Synthesis and preclinical evaluation of a novel fluorine-18 labeled small-molecule PET radiotracer for imaging of CXCR3 receptor in mouse models of atherosclerosis

Background: CXCR3 is a chemokine receptor and is expressed in innate and adaptive immune cells. It promotes the recruitment of T-lymphocytes and other immune cells to the inflammatory site in response to the binding of cognate chemokines. Upregulation of CXCR3 and its chemokines has been found during atherosclerotic lesion formation. Therefore, detection of CXCR3 by positron emission tomography (PET) radiotracer can be a useful tool for detecting the development of atherosclerosis in a noninvasive manner.
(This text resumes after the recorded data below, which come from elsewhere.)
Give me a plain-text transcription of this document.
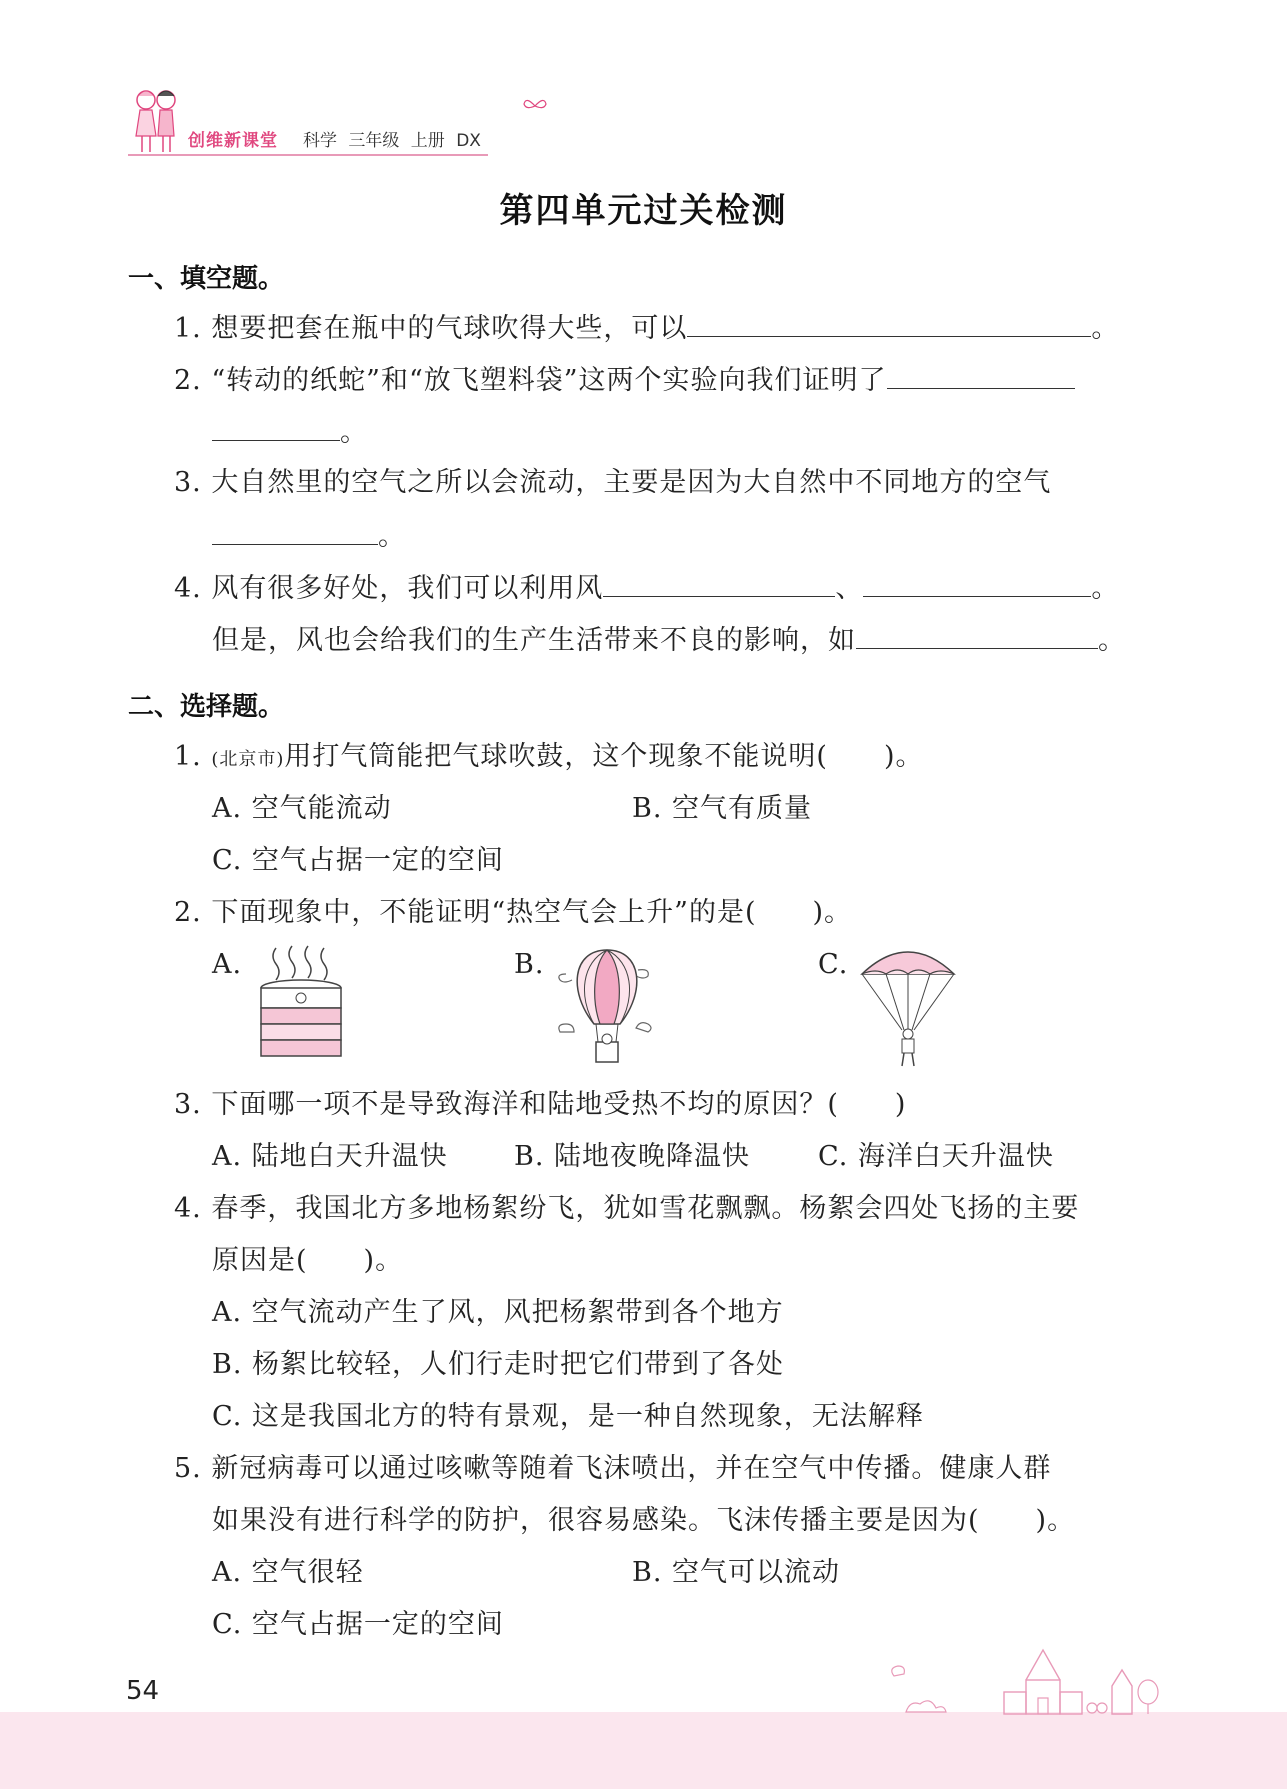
创维新课堂 科学 三年级 上册 DX
第四单元过关检测
一、填空题。
1. 想要把套在瓶中的气球吹得大些，可以	。
2. “转动的纸蛇”和“放飞塑料袋”这两个实验向我们证明了
。
3. 大自然里的空气之所以会流动，主要是因为大自然中不同地方的空气
。
4. 风有很多好处，我们可以利用风	、	。
但是，风也会给我们的生产生活带来不良的影响，如	。
二、选择题。
1. (北京市)用打气筒能把气球吹鼓，这个现象不能说明(　　)。
A. 空气能流动	B. 空气有质量
C. 空气占据一定的空间
2. 下面现象中，不能证明“热空气会上升”的是(　　)。
A.	B.	C.
3. 下面哪一项不是导致海洋和陆地受热不均的原因？(　　)
A. 陆地白天升温快 B. 陆地夜晚降温快	C. 海洋白天升温快
4. 春季，我国北方多地杨絮纷飞，犹如雪花飘飘。杨絮会四处飞扬的主要
原因是(　　)。
A. 空气流动产生了风，风把杨絮带到各个地方
B. 杨絮比较轻，人们行走时把它们带到了各处
C. 这是我国北方的特有景观，是一种自然现象，无法解释
5. 新冠病毒可以通过咳嗽等随着飞沫喷出，并在空气中传播。健康人群
如果没有进行科学的防护，很容易感染。飞沫传播主要是因为(　　)。
A. 空气很轻	B. 空气可以流动
C. 空气占据一定的空间
54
Herein, we report the synthesis, radiosynthesis, and characterization of a novel fluorine-18 (F-18, 18F) labeled small-molecule radiotracer for the imaging of the CXCR3 receptor in mouse models of atherosclerosis. Results: The reference standard 1 and its precursor 9 were synthesized over 5 steps from starting materials in good to moderate yields. The measured Ki values of CXCR3A and CXCR3B were 0.81 ± 0.02 nM and 0.31 ± 0.02 nM, respectively. [18F]1 was prepared by a two-step radiosynthesis with a decay-corrected radiochemical yield of 13 ± 2%, radiochemical purity > 99%, and specific activity of 44.4 ± 3.7 GBq/µmol at the end of synthesis (n = 6). The baseline studies showed that [18F]1 displayed high uptake in the atherosclerotic aorta and brown adipose tissue in Apolipoprotein E (ApoE) knockout (KO) mice fed with a high-fat diet over 12 weeks. The uptake of [18F]1 in these regions was reduced significantly in self-blocking studies, demonstrating CXCR3 binding specificity. Contrary to this, no significant differences in uptake of [18F]1 in the abdominal aorta of C57BL/6 control mice fed with a normal diet were observed in both baseline and blocking studies, indicating increased CXCR3 expression in atherosclerotic lesions. Immunohistochemistry studies demonstrated that [18F]1-positive regions were correlated with CXCR3 expression, but some atherosclerotic plaques with significant size were not detected by [18F]1, and their CXCR3 expressions were minimal. Conclusion: [18F]1 was synthesized with good radiochemical yield and high radiochemical purity. In PET imaging studies, [18F]1 displayed CXCR3-specific uptake in the atherosclerotic aorta in ApoE KO mice. [18F]1 visualized CXCR3 expression in different regions in mice aligned with the tissue histology studies. Taken together, [18F]1 is a potential PET radiotracer for imaging CXCR3 in atherosclerosis.